7th April 2005, Comments 0 comments

GENEVA, April 7 (AFP) - Geneva's tax coffers could receive a windfall from the murder of wealthy French banker Edouard Stern, as his heir or heirs may have to pay millions of euros in inheritance tax to the canton's authorities, financial news magazine Bilan reported this week.

GENEVA, April 7 (AFP) - Geneva's tax coffers could receive a windfall from the murder of wealthy French banker Edouard Stern, as his heir or heirs may have to pay millions of euros in inheritance tax to the canton's authorities, financial news magazine Bilan reported this week.

Stern was found dead in his Geneva apartment on March 1, shot four times.

His former lover, 36-year-old Cecile Brossard, has admitted killing him after a stormy four-year relationship.

Stern, 50, was the former heir-apparent to his father-in-law, Michel David-Weill, chairman and controlling shareholder of the French investment bank Lazard Freres. One of France's richest men, he was separated from his wife, Beatrice David-Weill, who lives in New York with their three children.

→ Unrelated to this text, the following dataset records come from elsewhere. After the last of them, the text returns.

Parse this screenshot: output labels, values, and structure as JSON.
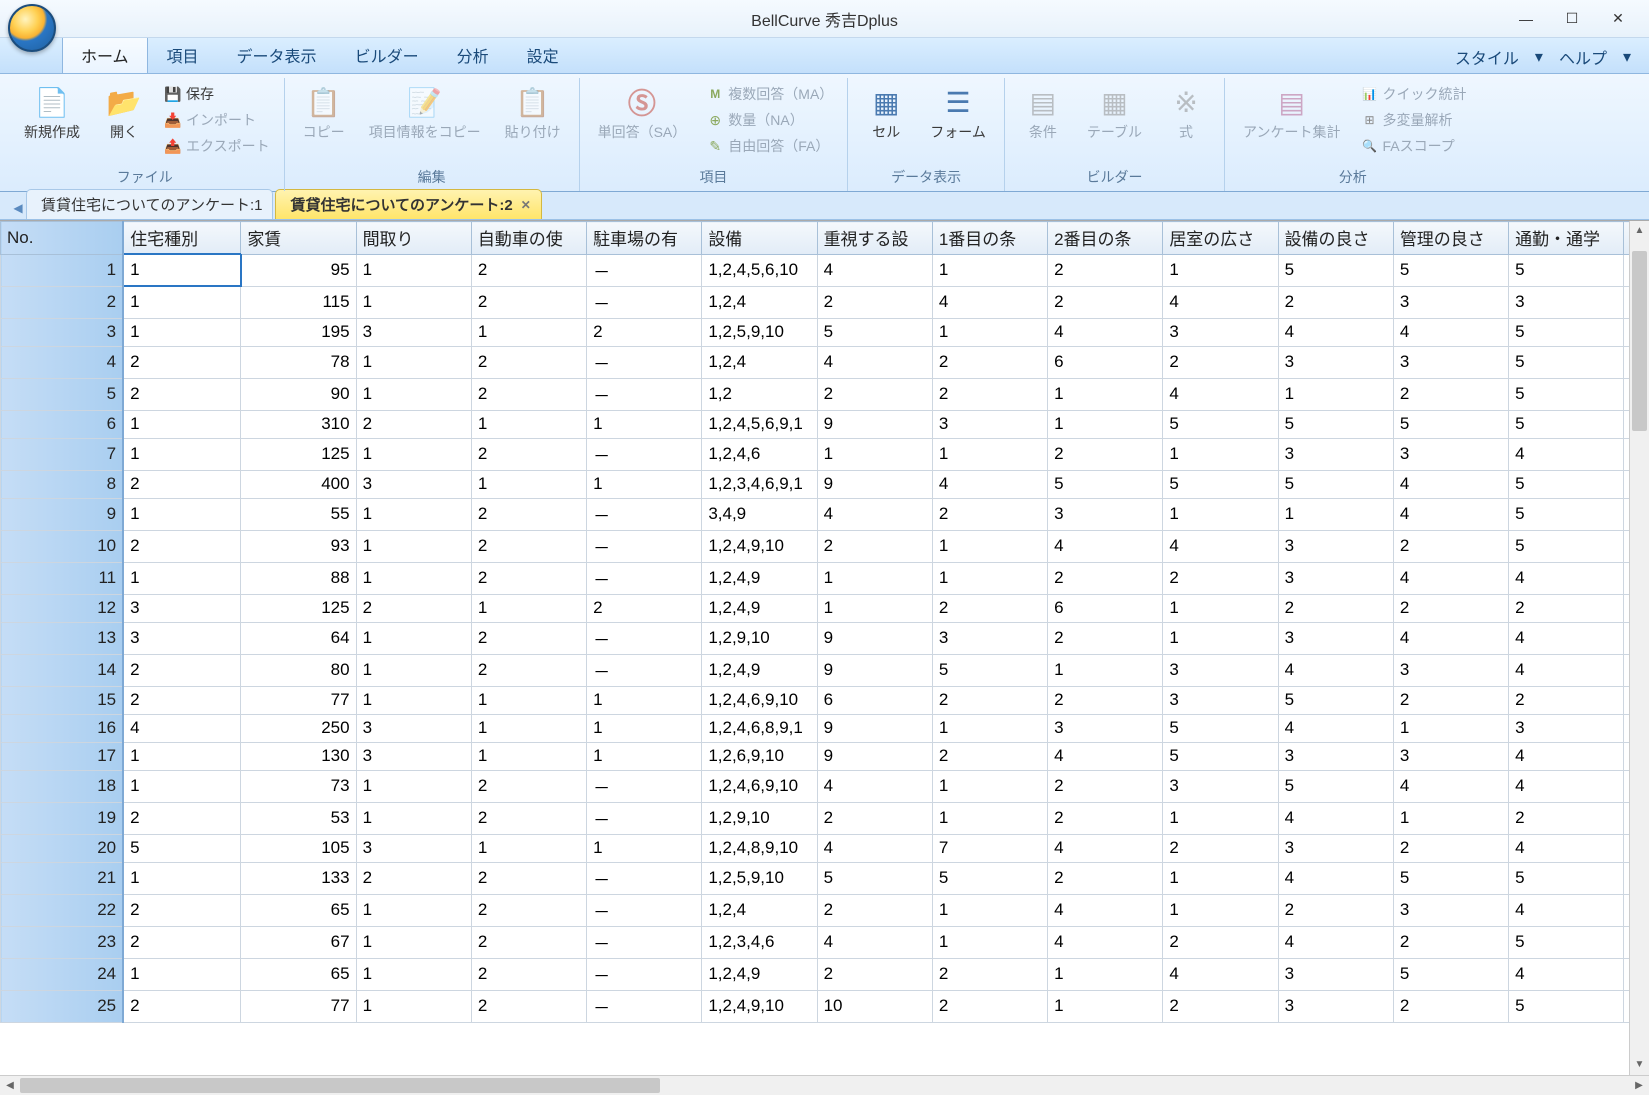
{
  "app": {
    "title": "BellCurve 秀吉Dplus"
  },
  "window": {
    "min": "—",
    "max": "☐",
    "close": "✕"
  },
  "menu": {
    "tabs": [
      "ホーム",
      "項目",
      "データ表示",
      "ビルダー",
      "分析",
      "設定"
    ],
    "active": 0,
    "right": {
      "style": "スタイル",
      "help": "ヘルプ"
    }
  },
  "ribbon": {
    "groups": [
      {
        "label": "ファイル",
        "large": [
          {
            "name": "new",
            "label": "新規作成"
          },
          {
            "name": "open",
            "label": "開く"
          }
        ],
        "small": [
          {
            "name": "save",
            "label": "保存"
          },
          {
            "name": "import",
            "label": "インポート",
            "dim": true
          },
          {
            "name": "export",
            "label": "エクスポート",
            "dim": true
          }
        ]
      },
      {
        "label": "編集",
        "large": [
          {
            "name": "copy",
            "label": "コピー",
            "dim": true
          },
          {
            "name": "iteminfo",
            "label": "項目情報をコピー",
            "dim": true
          },
          {
            "name": "paste",
            "label": "貼り付け",
            "dim": true
          }
        ]
      },
      {
        "label": "項目",
        "large": [
          {
            "name": "sa",
            "label": "単回答（SA）",
            "dim": true
          }
        ],
        "small": [
          {
            "name": "ma",
            "label": "複数回答（MA）",
            "dim": true
          },
          {
            "name": "na",
            "label": "数量（NA）",
            "dim": true
          },
          {
            "name": "fa",
            "label": "自由回答（FA）",
            "dim": true
          }
        ]
      },
      {
        "label": "データ表示",
        "large": [
          {
            "name": "cell",
            "label": "セル"
          },
          {
            "name": "form",
            "label": "フォーム"
          }
        ]
      },
      {
        "label": "ビルダー",
        "large": [
          {
            "name": "cond",
            "label": "条件",
            "dim": true
          },
          {
            "name": "table",
            "label": "テーブル",
            "dim": true
          },
          {
            "name": "formula",
            "label": "式",
            "dim": true
          }
        ]
      },
      {
        "label": "分析",
        "large": [
          {
            "name": "survey",
            "label": "アンケート集計",
            "dim": true
          }
        ],
        "small": [
          {
            "name": "qstat",
            "label": "クイック統計",
            "dim": true
          },
          {
            "name": "mva",
            "label": "多変量解析",
            "dim": true
          },
          {
            "name": "fascope",
            "label": "FAスコープ",
            "dim": true
          }
        ]
      }
    ]
  },
  "doctabs": {
    "items": [
      {
        "label": "賃貸住宅についてのアンケート:1",
        "active": false
      },
      {
        "label": "賃貸住宅についてのアンケート:2",
        "active": true
      }
    ]
  },
  "grid": {
    "headers": [
      "No.",
      "住宅種別",
      "家賃",
      "間取り",
      "自動車の使",
      "駐車場の有",
      "設備",
      "重視する設",
      "1番目の条",
      "2番目の条",
      "居室の広さ",
      "設備の良さ",
      "管理の良さ",
      "通勤・通学"
    ],
    "rows": [
      {
        "no": 1,
        "c": [
          "1",
          "95",
          "1",
          "2",
          "－",
          "1,2,4,5,6,10",
          "4",
          "1",
          "2",
          "1",
          "5",
          "5",
          "5"
        ]
      },
      {
        "no": 2,
        "c": [
          "1",
          "115",
          "1",
          "2",
          "－",
          "1,2,4",
          "2",
          "4",
          "2",
          "4",
          "2",
          "3",
          "3"
        ]
      },
      {
        "no": 3,
        "c": [
          "1",
          "195",
          "3",
          "1",
          "2",
          "1,2,5,9,10",
          "5",
          "1",
          "4",
          "3",
          "4",
          "4",
          "5"
        ]
      },
      {
        "no": 4,
        "c": [
          "2",
          "78",
          "1",
          "2",
          "－",
          "1,2,4",
          "4",
          "2",
          "6",
          "2",
          "3",
          "3",
          "5"
        ]
      },
      {
        "no": 5,
        "c": [
          "2",
          "90",
          "1",
          "2",
          "－",
          "1,2",
          "2",
          "2",
          "1",
          "4",
          "1",
          "2",
          "5"
        ]
      },
      {
        "no": 6,
        "c": [
          "1",
          "310",
          "2",
          "1",
          "1",
          "1,2,4,5,6,9,1",
          "9",
          "3",
          "1",
          "5",
          "5",
          "5",
          "5"
        ]
      },
      {
        "no": 7,
        "c": [
          "1",
          "125",
          "1",
          "2",
          "－",
          "1,2,4,6",
          "1",
          "1",
          "2",
          "1",
          "3",
          "3",
          "4"
        ]
      },
      {
        "no": 8,
        "c": [
          "2",
          "400",
          "3",
          "1",
          "1",
          "1,2,3,4,6,9,1",
          "9",
          "4",
          "5",
          "5",
          "5",
          "4",
          "5"
        ]
      },
      {
        "no": 9,
        "c": [
          "1",
          "55",
          "1",
          "2",
          "－",
          "3,4,9",
          "4",
          "2",
          "3",
          "1",
          "1",
          "4",
          "5"
        ]
      },
      {
        "no": 10,
        "c": [
          "2",
          "93",
          "1",
          "2",
          "－",
          "1,2,4,9,10",
          "2",
          "1",
          "4",
          "4",
          "3",
          "2",
          "5"
        ]
      },
      {
        "no": 11,
        "c": [
          "1",
          "88",
          "1",
          "2",
          "－",
          "1,2,4,9",
          "1",
          "1",
          "2",
          "2",
          "3",
          "4",
          "4"
        ]
      },
      {
        "no": 12,
        "c": [
          "3",
          "125",
          "2",
          "1",
          "2",
          "1,2,4,9",
          "1",
          "2",
          "6",
          "1",
          "2",
          "2",
          "2"
        ]
      },
      {
        "no": 13,
        "c": [
          "3",
          "64",
          "1",
          "2",
          "－",
          "1,2,9,10",
          "9",
          "3",
          "2",
          "1",
          "3",
          "4",
          "4"
        ]
      },
      {
        "no": 14,
        "c": [
          "2",
          "80",
          "1",
          "2",
          "－",
          "1,2,4,9",
          "9",
          "5",
          "1",
          "3",
          "4",
          "3",
          "4"
        ]
      },
      {
        "no": 15,
        "c": [
          "2",
          "77",
          "1",
          "1",
          "1",
          "1,2,4,6,9,10",
          "6",
          "2",
          "2",
          "3",
          "5",
          "2",
          "2"
        ]
      },
      {
        "no": 16,
        "c": [
          "4",
          "250",
          "3",
          "1",
          "1",
          "1,2,4,6,8,9,1",
          "9",
          "1",
          "3",
          "5",
          "4",
          "1",
          "3"
        ]
      },
      {
        "no": 17,
        "c": [
          "1",
          "130",
          "3",
          "1",
          "1",
          "1,2,6,9,10",
          "9",
          "2",
          "4",
          "5",
          "3",
          "3",
          "4"
        ]
      },
      {
        "no": 18,
        "c": [
          "1",
          "73",
          "1",
          "2",
          "－",
          "1,2,4,6,9,10",
          "4",
          "1",
          "2",
          "3",
          "5",
          "4",
          "4"
        ]
      },
      {
        "no": 19,
        "c": [
          "2",
          "53",
          "1",
          "2",
          "－",
          "1,2,9,10",
          "2",
          "1",
          "2",
          "1",
          "4",
          "1",
          "2"
        ]
      },
      {
        "no": 20,
        "c": [
          "5",
          "105",
          "3",
          "1",
          "1",
          "1,2,4,8,9,10",
          "4",
          "7",
          "4",
          "2",
          "3",
          "2",
          "4"
        ]
      },
      {
        "no": 21,
        "c": [
          "1",
          "133",
          "2",
          "2",
          "－",
          "1,2,5,9,10",
          "5",
          "5",
          "2",
          "1",
          "4",
          "5",
          "5"
        ]
      },
      {
        "no": 22,
        "c": [
          "2",
          "65",
          "1",
          "2",
          "－",
          "1,2,4",
          "2",
          "1",
          "4",
          "1",
          "2",
          "3",
          "4"
        ]
      },
      {
        "no": 23,
        "c": [
          "2",
          "67",
          "1",
          "2",
          "－",
          "1,2,3,4,6",
          "4",
          "1",
          "4",
          "2",
          "4",
          "2",
          "5"
        ]
      },
      {
        "no": 24,
        "c": [
          "1",
          "65",
          "1",
          "2",
          "－",
          "1,2,4,9",
          "2",
          "2",
          "1",
          "4",
          "3",
          "5",
          "4"
        ]
      },
      {
        "no": 25,
        "c": [
          "2",
          "77",
          "1",
          "2",
          "－",
          "1,2,4,9,10",
          "10",
          "2",
          "1",
          "2",
          "3",
          "2",
          "5"
        ]
      }
    ],
    "selected": {
      "row": 0,
      "col": 0
    }
  }
}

According to the bimonthly Bilan, the banker benefited from a special Swiss tax break for wealthy foreigners, under which they pay relatively little income tax while they live in the country but on their death their heirs must pay inheritance tax.

In Stern's case, the inheritance tax could range anywhere from CHF 30 to 78 million (EUR 20 to 50 million, USD 25 to 65 million).

In 2004, Swiss authorities abolished inheritance tax for its residents, with the exception of wealthy foreigners who benefit from the special tax break.

The abolition of inheritance tax has led to a decline in revenues for Geneva tax authorities of CHF 65 million (EUR 41.9 million).

Geneva tax authorities refused to confirm the magazine's claim that Stern benefited from the special tax break, citing fiscal secrecy.

Some 600 people in Geneva benefit from the special tax rate, according to official statistics. They paid a total of CHF 60 million (EUR 38.7 million) in tax in 2003.